Система его воплощений по-своему логична. Элементарный ход: от забулдыжного хулигана — к картинному пирату с ножом в зубах. Далее — к пещерному человеку с дубиной. Далее — к какому-нибудь зверю-хищнику, соседу по ветви на древе эволюции. А там и до «жирафа» недалеко: «Жираф большо-ой — ему видней!» Фантазия железно срабатывает, потому что построена по безошибочно найденной стилистике «тюремного рОмана».

Другая цепочка не менее логична: хулиган — псих с Канатчиковой дачи — смертник из штрафбата — десантник, которому жизнь не дорога…

В сущности, так или иначе все у Высоцкого упирается — в войну. Дубинами или танками-самолетами, но всегда у него — драка, бой, схватка, атака, штурм, напор, прорыв, рваные глотки, разбитые черепа, выпущенные внутренности. Солдатский надсад — самый точный адрес для уникального хрип-вокала.

В этом есть, я думаю, глубокая интуиция. Когда-то древнегреческие мудрецы много спорили, «что из чего», и, в частности, что фундаментальней: афинская мерность, спартанская доблесть или еще что-нибудь. А Гераклит взмыл надо всем этим и понял: причина — персы, бесконечная война греков с персами; из войны — все.

Поколение «последних идеалистов», выдвинувшее Высоцкого, выварилось добела в «социализме», «коммунизме» и прочих идейностях; поэтому трудно было понять, что «сталинские лагеря», троцкие «трудармии» и прочая советская казарма — не от марксизма-ленинизма, а от двух мировых войн, располосовавших Россию, и от ожидания третьей… Высоцкий — не Гераклит, разумеется, и вообще все-таки не философ, но что в основе всей той вывернутой реальности, которая ему досталась, лежит ярость дерущегося солдата, — он почуял шкурой. Экипировка 1941 года приросла к нему сразу и намертво. Его записали во фронтовики, не вдаваясь в возрастную арифметику, так что, отвечая на письма слушателей, он должен был объяснять, что войну первоначально вычитал из книжек. Все равно, по психологической первооснове он был тем, кого пел: окопником, блокадником ». Я вырос в ленинградскую блокаду…» — и все тут. И никакого никому нет дела до того, что «вырос» Высоцкий на семь лет позже в отвоеванном польском городке, в семье советского офицера («оккупанта», — сказали бы еще на семь лет позже), — ведь по типу, по складу, по устремлению души он действительно — шкет, чинарики собирающий «с-под платформы», сирота, сын полка. Цепочка военных переназначений — самая геройская: герой-летчик, герой-парашютист, герой-подводник.
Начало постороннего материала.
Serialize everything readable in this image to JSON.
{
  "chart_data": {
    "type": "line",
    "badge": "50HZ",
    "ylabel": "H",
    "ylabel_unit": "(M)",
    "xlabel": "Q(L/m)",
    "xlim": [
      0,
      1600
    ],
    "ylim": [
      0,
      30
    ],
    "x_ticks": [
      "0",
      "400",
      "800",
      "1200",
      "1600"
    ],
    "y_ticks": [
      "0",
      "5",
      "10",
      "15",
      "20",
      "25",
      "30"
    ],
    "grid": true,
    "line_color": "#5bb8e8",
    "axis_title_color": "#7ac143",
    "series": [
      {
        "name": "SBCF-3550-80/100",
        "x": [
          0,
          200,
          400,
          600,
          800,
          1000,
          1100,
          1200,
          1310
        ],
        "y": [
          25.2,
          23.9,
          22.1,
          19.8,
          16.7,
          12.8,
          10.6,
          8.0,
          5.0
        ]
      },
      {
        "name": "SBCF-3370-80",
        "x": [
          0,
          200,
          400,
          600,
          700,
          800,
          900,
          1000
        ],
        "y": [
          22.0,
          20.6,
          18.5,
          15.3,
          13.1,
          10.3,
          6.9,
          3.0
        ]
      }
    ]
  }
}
Нужды нет, что, вступая в воздушный бой, наши соколы переговариваются, как заправские шулера («будем играть… равнять козыри» ), — главное, что это люди, выросшие в народе, где нормальная ситуация — когда «все ушли на фронт».
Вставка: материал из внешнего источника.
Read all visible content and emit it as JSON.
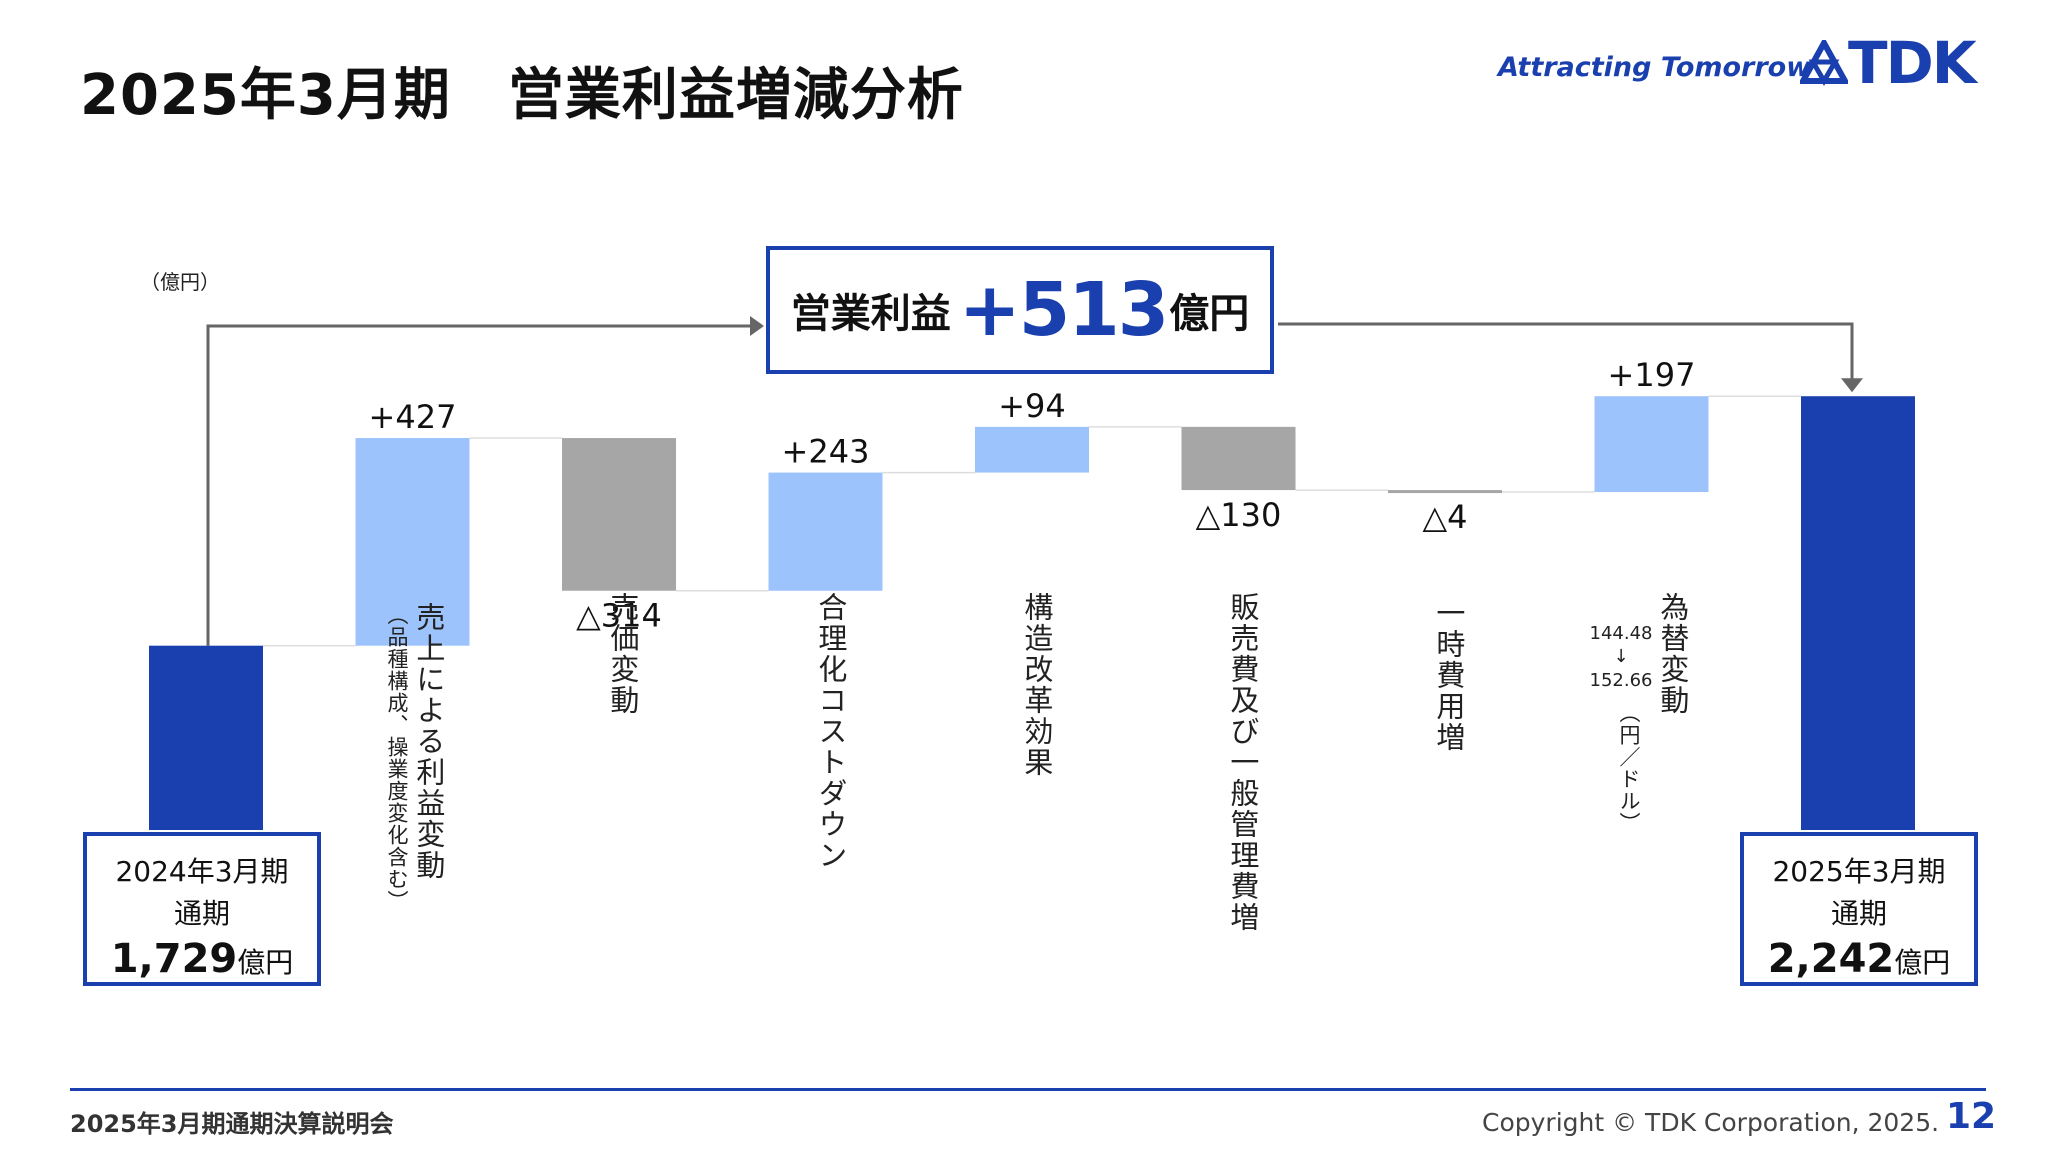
{
  "header": {
    "title": "2025年3月期　営業利益増減分析",
    "tagline": "Attracting Tomorrow",
    "logo_text": "TDK"
  },
  "headline": {
    "label": "営業利益",
    "value": "+513",
    "unit": "億円"
  },
  "chart_data": {
    "type": "bar",
    "subtype": "waterfall",
    "unit_label": "（億円）",
    "start": {
      "line1": "2024年3月期",
      "line2": "通期",
      "amount": "1,729",
      "unit": "億円",
      "value": 1729
    },
    "end": {
      "line1": "2025年3月期",
      "line2": "通期",
      "amount": "2,242",
      "unit": "億円",
      "value": 2242
    },
    "steps": [
      {
        "label": "売上による利益変動",
        "sublabel": "（品種構成、操業度変化含む）",
        "value": 427,
        "display": "+427"
      },
      {
        "label": "売価変動",
        "value": -314,
        "display": "△314"
      },
      {
        "label": "合理化コストダウン",
        "value": 243,
        "display": "+243"
      },
      {
        "label": "構造改革効果",
        "value": 94,
        "display": "+94"
      },
      {
        "label": "販売費及び一般管理費増",
        "value": -130,
        "display": "△130"
      },
      {
        "label": "一時費用増",
        "value": -4,
        "display": "△4"
      },
      {
        "label": "為替変動",
        "sublabel": "（円／ドル）",
        "rate_from": "144.48",
        "rate_arrow": "↓",
        "rate_to": "152.66",
        "value": 197,
        "display": "+197"
      }
    ],
    "colors": {
      "total": "#1a3fae",
      "increase": "#9cc3fb",
      "decrease": "#a6a6a6",
      "connector": "#666666"
    }
  },
  "footer": {
    "event": "2025年3月期通期決算説明会",
    "copyright": "Copyright © TDK Corporation, 2025.",
    "page": "12"
  }
}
Вот однако дальнейшие превращения воина уже в мирное время: подводник — аквалангист — спасатель… Альпинист-скалолаз… Далее «силовики» выходят на Большую Спортивную Арену. Впереди боксер. За ним — штангист. Затем — футболист, кумир послевоенной публики. И дальше — по олимпийской программе: метатель молота, прыгун в высоту, прыгун в длину… А шахматы?! — возопит ядовитый оппонент Высоцкого. Как же, есть и шахматы! Вон один наш сел против Шифера, то бишь Фишера, да в трудный момент кулак ему из-под стола показал, — так Фишер, то бишь Шифер сразу на ничью согласился!
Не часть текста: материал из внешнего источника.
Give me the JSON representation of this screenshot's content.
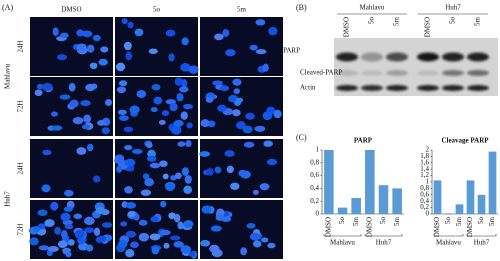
{
  "panel_a": {
    "label": "(A)",
    "columns": [
      "DMSO",
      "5o",
      "5m"
    ],
    "groups": [
      {
        "name": "Mahlavu",
        "rows": [
          "24H",
          "72H"
        ]
      },
      {
        "name": "Huh7",
        "rows": [
          "24H",
          "72H"
        ]
      }
    ]
  },
  "panel_b": {
    "label": "(B)",
    "groups": [
      "Mahlavu",
      "Huh7"
    ],
    "lanes": [
      "DMSO",
      "5o",
      "5m",
      "DMSO",
      "5o",
      "5m"
    ],
    "bands": [
      "PARP",
      "Cleaved-PARP",
      "Actin"
    ]
  },
  "panel_c": {
    "label": "(C)"
  },
  "chart_data": [
    {
      "type": "bar",
      "title": "PARP",
      "categories": [
        "DMSO",
        "5o",
        "5m",
        "DMSO",
        "5o",
        "5m"
      ],
      "groups": [
        "Mahlavu",
        "Huh7"
      ],
      "values": [
        1,
        0.1,
        0.25,
        1,
        0.45,
        0.4
      ],
      "color": "#5b9bd5",
      "ylim": [
        0,
        1
      ],
      "yticks": [
        0,
        {
          "value": 0.2,
          "label": "0,2"
        },
        {
          "value": 0.4,
          "label": "0,4"
        },
        {
          "value": 0.6,
          "label": "0,6"
        },
        {
          "value": 0.8,
          "label": "0,8"
        },
        1
      ]
    },
    {
      "type": "bar",
      "title": "Cleavage PARP",
      "categories": [
        "DMSO",
        "5o",
        "5m",
        "DMSO",
        "5o",
        "5m"
      ],
      "groups": [
        "Mahlavu",
        "Huh7"
      ],
      "values": [
        1.05,
        0.02,
        0.3,
        1.05,
        0.6,
        1.95
      ],
      "color": "#5b9bd5",
      "ylim": [
        0,
        2
      ],
      "yticks": [
        0,
        {
          "value": 0.2,
          "label": "0,2"
        },
        {
          "value": 0.4,
          "label": "0,4"
        },
        {
          "value": 0.6,
          "label": "0,6"
        },
        {
          "value": 0.8,
          "label": "0,8"
        },
        1,
        {
          "value": 1.2,
          "label": "1,2"
        },
        {
          "value": 1.4,
          "label": "1,4"
        },
        {
          "value": 1.6,
          "label": "1,6"
        },
        {
          "value": 1.8,
          "label": "1,8"
        },
        2
      ]
    }
  ]
}
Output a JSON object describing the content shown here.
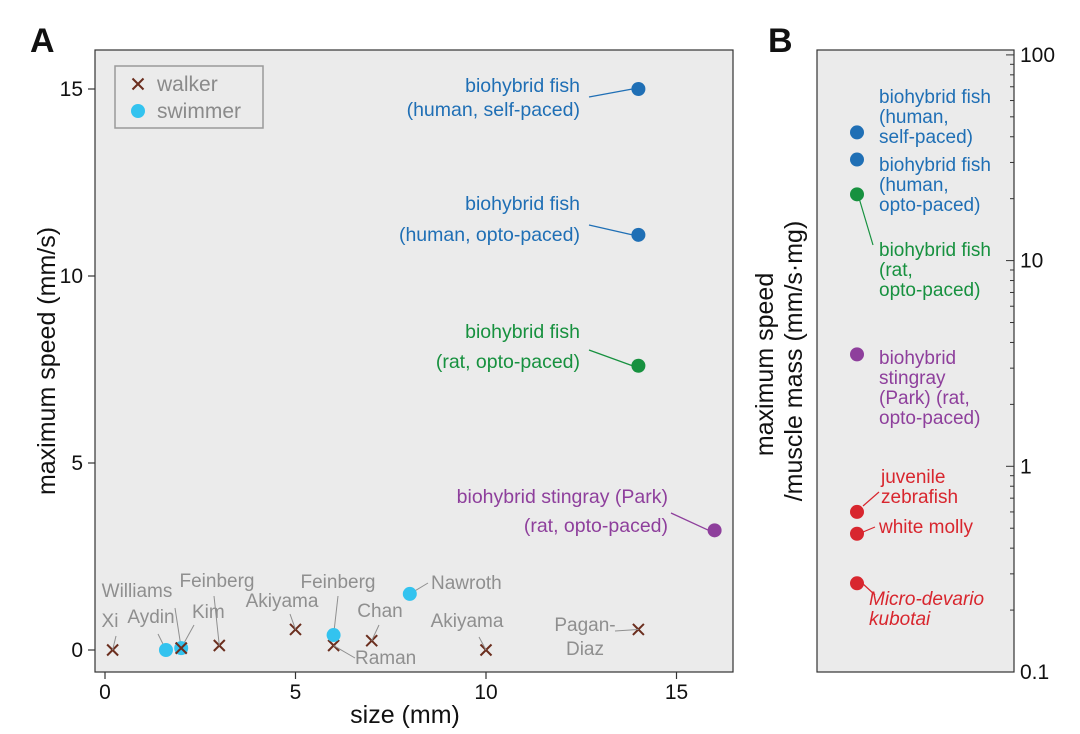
{
  "panel_a_letter": "A",
  "panel_b_letter": "B",
  "chart_data": [
    {
      "type": "scatter",
      "xlabel": "size (mm)",
      "ylabel": "maximum speed (mm/s)",
      "xlim": [
        -0.5,
        16.5
      ],
      "ylim": [
        -0.5,
        16
      ],
      "xticks": [
        0,
        5,
        10,
        15
      ],
      "yticks": [
        0,
        5,
        10,
        15
      ],
      "grid": false,
      "legend": {
        "placement": "top-left",
        "entries": [
          {
            "name": "walker",
            "marker": "x",
            "color": "#6b2e1e"
          },
          {
            "name": "swimmer",
            "marker": "circle",
            "color": "#33c3ef"
          }
        ]
      },
      "highlighted": [
        {
          "lines": [
            "biohybrid fish",
            "(human, self-paced)"
          ],
          "x": 14,
          "y": 15.0,
          "color": "#1f6fb5"
        },
        {
          "lines": [
            "biohybrid fish",
            "(human, opto-paced)"
          ],
          "x": 14,
          "y": 11.1,
          "color": "#1f6fb5"
        },
        {
          "lines": [
            "biohybrid fish",
            "(rat, opto-paced)"
          ],
          "x": 14,
          "y": 7.6,
          "color": "#17913f"
        },
        {
          "lines": [
            "biohybrid stingray (Park)",
            "(rat, opto-paced)"
          ],
          "x": 16,
          "y": 3.2,
          "color": "#8e3f9c"
        }
      ],
      "walkers": [
        {
          "label": "Xi",
          "x": 0.2,
          "y": 0.0
        },
        {
          "label": "Kim",
          "x": 2.0,
          "y": 0.05
        },
        {
          "label": "Feinberg",
          "x": 3.0,
          "y": 0.12
        },
        {
          "label": "Akiyama",
          "x": 5.0,
          "y": 0.55
        },
        {
          "label": "Raman",
          "x": 6.0,
          "y": 0.12
        },
        {
          "label": "Chan",
          "x": 7.0,
          "y": 0.25
        },
        {
          "label": "Akiyama",
          "x": 10.0,
          "y": 0.0
        },
        {
          "label": "Pagan-\nDiaz",
          "x": 14.0,
          "y": 0.55
        }
      ],
      "swimmers": [
        {
          "label": "Aydin",
          "x": 1.6,
          "y": 0.0
        },
        {
          "label": "Williams",
          "x": 2.0,
          "y": 0.05
        },
        {
          "label": "Feinberg",
          "x": 6.0,
          "y": 0.4
        },
        {
          "label": "Nawroth",
          "x": 8.0,
          "y": 1.5
        }
      ]
    },
    {
      "type": "scatter",
      "ylabel": "maximum speed\n/muscle mass (mm/s·mg)",
      "yscale": "log",
      "ylim": [
        0.1,
        100
      ],
      "yticks": [
        0.1,
        1,
        10,
        100
      ],
      "ytick_labels": [
        "0.1",
        "1",
        "10",
        "100"
      ],
      "grid": false,
      "points": [
        {
          "lines": [
            "biohybrid fish",
            "(human,",
            "self-paced)"
          ],
          "y": 42,
          "color": "#1f6fb5",
          "italic": false
        },
        {
          "lines": [
            "biohybrid fish",
            "(human,",
            "opto-paced)"
          ],
          "y": 31,
          "color": "#1f6fb5",
          "italic": false
        },
        {
          "lines": [
            "biohybrid fish",
            "(rat,",
            "opto-paced)"
          ],
          "y": 21,
          "color": "#17913f",
          "italic": false
        },
        {
          "lines": [
            "biohybrid",
            "stingray",
            "(Park) (rat,",
            "opto-paced)"
          ],
          "y": 3.5,
          "color": "#8e3f9c",
          "italic": false
        },
        {
          "lines": [
            "juvenile",
            "zebrafish"
          ],
          "y": 0.6,
          "color": "#d8262e",
          "italic": false
        },
        {
          "lines": [
            "white molly"
          ],
          "y": 0.47,
          "color": "#d8262e",
          "italic": false
        },
        {
          "lines": [
            "Micro-devario",
            "kubotai"
          ],
          "y": 0.27,
          "color": "#d8262e",
          "italic": true
        }
      ]
    }
  ]
}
Смех смехом, но если к этой славной галерее типов добавить шахтера да шофера, — о которых Высоцкий тоже сложил вдохновенные и достоверные песенки, — получится не что иное, как шеренга положительных героев, освященных всеми идеологами Советской власти за все ее восемьдесят лет. И сотворил эту шеренгу — тот самый Высоцкий, который от лица бунтующего народа всю свою сознательную актерскую жизнь разносил эту Власть! И она его простила? Простила. И понятно, почему. Как-никак, в годы, когда пошел он писать и играть в «театр и кино», то честно отработал шеренгу таких крутых первопроходцев, таких образцовых для подражания отличников эпохи, таких надежных восходителей — «лучше гор могут быть только горы, на которых еще не бывал»! — что Власть должна была ему быть благодарна.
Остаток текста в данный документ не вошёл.